Tuesday, January 10, 2006

Vietnam, Again

No time to say much, but Robert Parry has an excellent piece about a TRUE American hero who tried to save lives during a horrible event in Vietnam:
In one of the darkest moments of modern American history – on March 16, 1968, in the Vietnamese village of My Lai – Thompson landed his helicopter between rampaging U.S. soldiers and a group of terrified Vietnamese villagers to save their lives.
I've often wondered if Sy Hersh's big scoop on the My Lai massacre, one that pretty much made his career, wasn't really a cover-up of the much larger and more tragic story of Operation Phoenix, a CIA program to assassinate Viet Cong, suspected Viet Cong, and innocent civilians who might be aiding Viet Cong. Truly a tragedy, and something maybe someday I'll find time to blog about.

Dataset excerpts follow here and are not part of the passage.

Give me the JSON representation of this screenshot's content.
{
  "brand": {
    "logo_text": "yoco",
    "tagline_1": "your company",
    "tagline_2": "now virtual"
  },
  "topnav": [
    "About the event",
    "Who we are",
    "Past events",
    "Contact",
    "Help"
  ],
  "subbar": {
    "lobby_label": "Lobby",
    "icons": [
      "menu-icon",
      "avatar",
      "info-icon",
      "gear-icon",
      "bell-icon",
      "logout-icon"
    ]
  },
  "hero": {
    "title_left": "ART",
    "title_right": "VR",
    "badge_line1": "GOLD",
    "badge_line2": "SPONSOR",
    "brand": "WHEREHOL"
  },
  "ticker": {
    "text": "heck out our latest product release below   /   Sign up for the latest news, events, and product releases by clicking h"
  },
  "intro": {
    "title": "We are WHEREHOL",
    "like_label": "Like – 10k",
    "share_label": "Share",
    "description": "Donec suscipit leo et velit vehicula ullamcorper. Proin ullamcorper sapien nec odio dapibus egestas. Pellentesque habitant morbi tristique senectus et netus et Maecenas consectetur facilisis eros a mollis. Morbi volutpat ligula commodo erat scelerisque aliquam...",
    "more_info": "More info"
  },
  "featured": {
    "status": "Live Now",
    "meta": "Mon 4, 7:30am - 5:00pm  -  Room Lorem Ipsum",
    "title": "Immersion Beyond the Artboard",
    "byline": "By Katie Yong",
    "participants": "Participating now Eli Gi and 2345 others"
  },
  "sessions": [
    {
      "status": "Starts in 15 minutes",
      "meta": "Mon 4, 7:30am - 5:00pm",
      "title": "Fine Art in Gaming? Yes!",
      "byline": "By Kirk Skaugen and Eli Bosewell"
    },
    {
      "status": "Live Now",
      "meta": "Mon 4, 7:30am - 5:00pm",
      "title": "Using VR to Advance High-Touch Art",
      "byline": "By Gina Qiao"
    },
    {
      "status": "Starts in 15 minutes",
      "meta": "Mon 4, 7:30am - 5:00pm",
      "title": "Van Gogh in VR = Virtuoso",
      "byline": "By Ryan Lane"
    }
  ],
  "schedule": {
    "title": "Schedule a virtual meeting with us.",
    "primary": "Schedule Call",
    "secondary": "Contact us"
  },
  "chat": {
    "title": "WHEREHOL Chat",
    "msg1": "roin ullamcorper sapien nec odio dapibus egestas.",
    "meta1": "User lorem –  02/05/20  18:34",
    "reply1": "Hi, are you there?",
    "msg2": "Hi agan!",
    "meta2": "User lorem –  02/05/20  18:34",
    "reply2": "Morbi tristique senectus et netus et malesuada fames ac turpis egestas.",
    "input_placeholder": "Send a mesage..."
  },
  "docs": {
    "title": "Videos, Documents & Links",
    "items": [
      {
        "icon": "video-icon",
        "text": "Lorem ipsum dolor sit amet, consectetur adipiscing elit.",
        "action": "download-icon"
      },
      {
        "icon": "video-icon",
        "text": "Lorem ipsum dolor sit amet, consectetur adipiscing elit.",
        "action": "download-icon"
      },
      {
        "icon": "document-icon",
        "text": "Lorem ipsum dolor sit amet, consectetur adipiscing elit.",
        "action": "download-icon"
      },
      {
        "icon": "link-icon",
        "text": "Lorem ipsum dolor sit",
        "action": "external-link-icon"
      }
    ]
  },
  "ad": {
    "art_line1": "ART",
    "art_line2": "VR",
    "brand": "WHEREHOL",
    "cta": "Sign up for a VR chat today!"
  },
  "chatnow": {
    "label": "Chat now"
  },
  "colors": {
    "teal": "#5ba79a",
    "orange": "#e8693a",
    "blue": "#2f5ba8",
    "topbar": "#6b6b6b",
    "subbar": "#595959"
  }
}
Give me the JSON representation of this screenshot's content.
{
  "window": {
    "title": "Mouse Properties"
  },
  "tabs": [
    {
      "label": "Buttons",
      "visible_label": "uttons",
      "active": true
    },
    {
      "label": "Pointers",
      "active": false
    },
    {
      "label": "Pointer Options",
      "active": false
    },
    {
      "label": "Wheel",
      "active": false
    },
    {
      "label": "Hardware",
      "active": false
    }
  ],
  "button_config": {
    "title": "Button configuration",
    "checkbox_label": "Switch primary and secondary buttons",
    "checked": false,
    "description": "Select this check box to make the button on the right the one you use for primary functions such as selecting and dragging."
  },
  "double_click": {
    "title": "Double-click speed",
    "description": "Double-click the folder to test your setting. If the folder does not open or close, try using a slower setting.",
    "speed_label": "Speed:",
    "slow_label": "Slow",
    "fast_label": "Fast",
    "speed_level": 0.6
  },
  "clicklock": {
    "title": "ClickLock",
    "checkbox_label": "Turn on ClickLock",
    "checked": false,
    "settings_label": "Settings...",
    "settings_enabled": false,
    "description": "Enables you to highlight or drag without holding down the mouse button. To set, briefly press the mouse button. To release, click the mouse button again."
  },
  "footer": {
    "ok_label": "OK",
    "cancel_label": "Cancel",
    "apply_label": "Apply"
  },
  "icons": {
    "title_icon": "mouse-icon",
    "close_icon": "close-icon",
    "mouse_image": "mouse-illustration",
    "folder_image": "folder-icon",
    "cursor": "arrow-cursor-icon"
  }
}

On a related note, driving home today from work I heard a most eloquent voice telling how the America that never was must be, of how the truth about Vietnam was now "incandescently clear", a man who said those who told him to stop talking about Vietnam never knew him. The voice was that of the late, great Dr. Martin Luther King, in his famous anti-Vietnam war speech, given a year to the day before he was assassinated.

Next Monday is Martin Luther King day. In his time, MLK was often on TV, as was Malcolm X, and Robert Kennedy. Today, such voices, even though they exist, have no platform in the MSM. We lost so much more than great leaders and hope in 1968. We lost our values. I hope in my lifetime this country dares find them again. We will not survive without them.